The atmosphere, although intimidating to a young man, was fascinating.   I was entranced by this labyrinthine food system and wanted to learn more about it.  Eastern Market has been the culinary soul of Detroit since it began in 1841 on Cadillac Square.  It was moved to its current location in 1891, the former Civil War parade grounds where General Grant and Colonel Custer marched their armies.  This was also part of an Indian burial site and one of the avenues to Canada for the Underground Railroad.


Over the decades, markets evolve.  In the 70’s, Eastern Market was very different than it is today–a meat packing center with wholesale produce surrounding the public sheds and rough and tumble workers barking out orders, often in Italian.

Warehouse carts (like the ones Restoration Hardware sells today as period coffee tables) stacked with wood crates full of produce, were noisily pushed down the streets.  It was an era before pre-packaging, shrink-wrapping and frozen foods; orders and receipts were hand-written; all telephones had the same ring and chains rattled on manual warehouse door-lifts.


Wafting through the air were the intoxicating smells of spices from Rafal Spice Company, nuts roasting at Germack Pistachio Company and Rocky Peanut Company intermingled with hops cooking in the Stroh’s Brewery nearby.  Farmers came from all over the Midwest to sell in the public stalls and most commercial business had been conducted by 7 am.


For 170 years,  Eastern Market has nourished millions of people while maintaining its status as a cultural treasure.  Until recently, the surrounding neighborhoods were full of homes mixed in with industrial sites.  Since the decline of manufacturing, many residential neighborhoods of Detroit, especially around the Eastern Market, have suffered from decades of abandonment and dilapidation.  Open fields are dotted with worn structures where bustling neighborhoods once stood, making the entrance to the market somewhat dramatic.

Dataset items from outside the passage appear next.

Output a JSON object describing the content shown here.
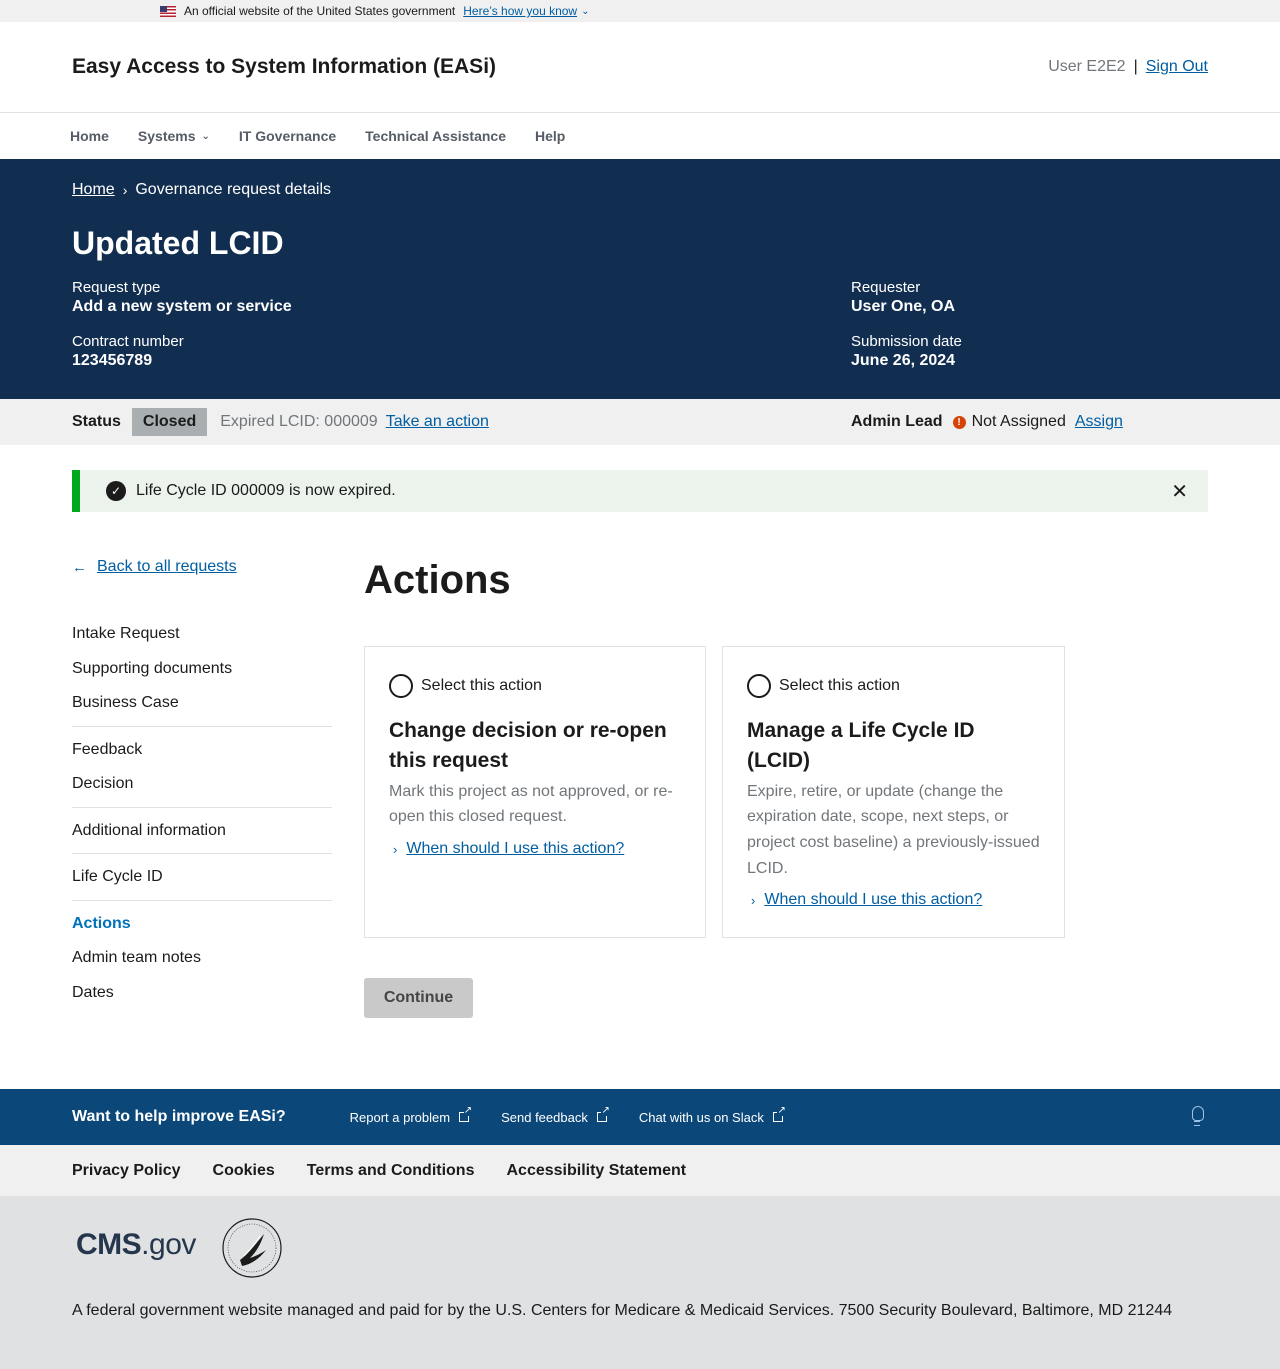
{
  "gov_banner": {
    "text": "An official website of the United States government",
    "link": "Here’s how you know"
  },
  "header": {
    "title": "Easy Access to System Information (EASi)",
    "user": "User E2E2",
    "separator": "|",
    "sign_out": "Sign Out"
  },
  "nav": {
    "items": [
      "Home",
      "Systems",
      "IT Governance",
      "Technical Assistance",
      "Help"
    ]
  },
  "breadcrumb": {
    "home": "Home",
    "current": "Governance request details"
  },
  "request": {
    "title": "Updated LCID",
    "request_type_label": "Request type",
    "request_type": "Add a new system or service",
    "contract_label": "Contract number",
    "contract": "123456789",
    "requester_label": "Requester",
    "requester": "User One, OA",
    "submission_label": "Submission date",
    "submission": "June 26, 2024"
  },
  "status": {
    "label": "Status",
    "badge": "Closed",
    "expired": "Expired LCID: 000009",
    "action_link": "Take an action",
    "admin_label": "Admin Lead",
    "admin_value": "Not Assigned",
    "assign_link": "Assign"
  },
  "alert": {
    "message": "Life Cycle ID 000009 is now expired."
  },
  "sidenav": {
    "back": "Back to all requests",
    "items": [
      "Intake Request",
      "Supporting documents",
      "Business Case",
      "Feedback",
      "Decision",
      "Additional information",
      "Life Cycle ID",
      "Actions",
      "Admin team notes",
      "Dates"
    ],
    "active": "Actions"
  },
  "main": {
    "title": "Actions",
    "cards": [
      {
        "radio_label": "Select this action",
        "title": "Change decision or re-open this request",
        "description": "Mark this project as not approved, or re-open this closed request.",
        "help": "When should I use this action?"
      },
      {
        "radio_label": "Select this action",
        "title": "Manage a Life Cycle ID (LCID)",
        "description": "Expire, retire, or update (change the expiration date, scope, next steps, or project cost baseline) a previously-issued LCID.",
        "help": "When should I use this action?"
      }
    ],
    "continue": "Continue"
  },
  "footer": {
    "feedback_title": "Want to help improve EASi?",
    "links": [
      "Report a problem",
      "Send feedback",
      "Chat with us on Slack"
    ],
    "policy": [
      "Privacy Policy",
      "Cookies",
      "Terms and Conditions",
      "Accessibility Statement"
    ],
    "logo": "CMS.gov",
    "text": "A federal government website managed and paid for by the U.S. Centers for Medicare & Medicaid Services. 7500 Security Boulevard, Baltimore, MD 21244"
  },
  "colors": {
    "hero": "#112e51",
    "footer_bar": "#0b4778",
    "link": "#005ea2",
    "success": "#00a91c",
    "warning": "#d54309"
  }
}
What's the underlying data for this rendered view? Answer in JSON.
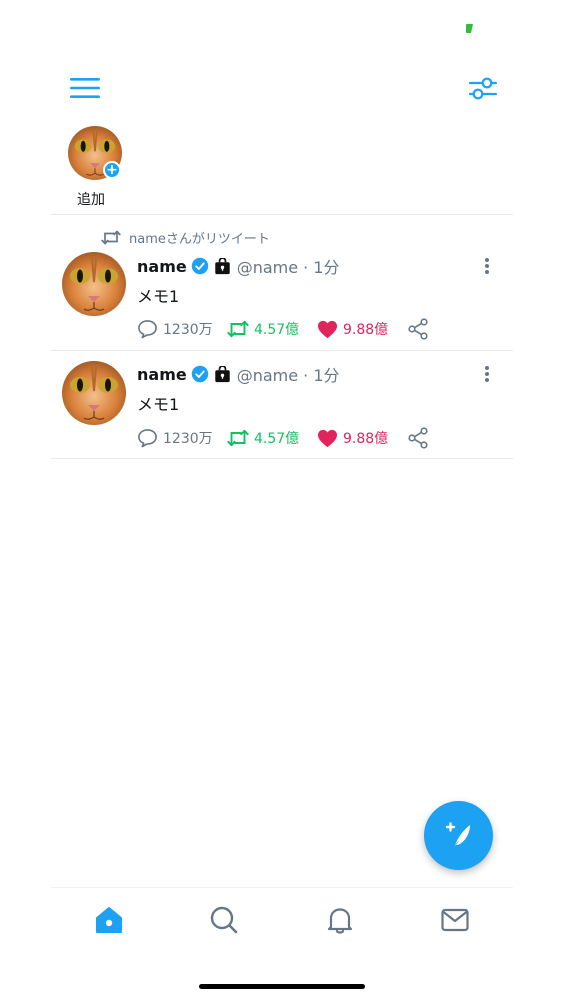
{
  "colors": {
    "accent": "#1da1f2",
    "muted": "#657786",
    "retweet": "#17bf63",
    "like": "#e0245e"
  },
  "header": {
    "menu_icon": "hamburger-menu-icon",
    "filter_icon": "sliders-icon"
  },
  "stories": {
    "add_label": "追加"
  },
  "retweet_context": {
    "label": "nameさんがリツイート"
  },
  "tweets": [
    {
      "name": "name",
      "handle": "@name · 1分",
      "text": "メモ1",
      "replies": "1230万",
      "retweets": "4.57億",
      "likes": "9.88億"
    },
    {
      "name": "name",
      "handle": "@name · 1分",
      "text": "メモ1",
      "replies": "1230万",
      "retweets": "4.57億",
      "likes": "9.88億"
    }
  ],
  "tabbar": {
    "items": [
      "home-icon",
      "search-icon",
      "bell-icon",
      "mail-icon"
    ]
  },
  "fab": {
    "icon": "compose-feather-icon"
  }
}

In the last few years, the market has embraced the modern food revolution and is redefining what a market means to a city.  Once again, it has become the heart of Detroit, pulsing with nourishing energy and showcasing urban farming, certified organic farms, such as Hampshire Farms as well as the usual commercial farms.  The meat packing and wholesale vegetable houses have mostly given way to warehouse operations of dried and frozen goods, restaurants, urban living and public markets–a vibrant community, revitalizing the market for a new generation.


Every Saturday, year round, an estimated 40,000 people flock to the market and the farmers market in the sheds is also open on Tuesdays.


Recently, I recorded much of what makes Eastern Market unique.  It is a must-stop destination when visiting or living in the Metro Detroit area.  Join the party!



2 Replies to “Historic Eastern Market in Detroit”

  1. George, Thanks for the history of Eastern Market. We’ve always liked it, but haven’t appreciated what a gem it is – and had no idea of its magnificent history. Thanks so much! We will visit it more – and with great appreciation.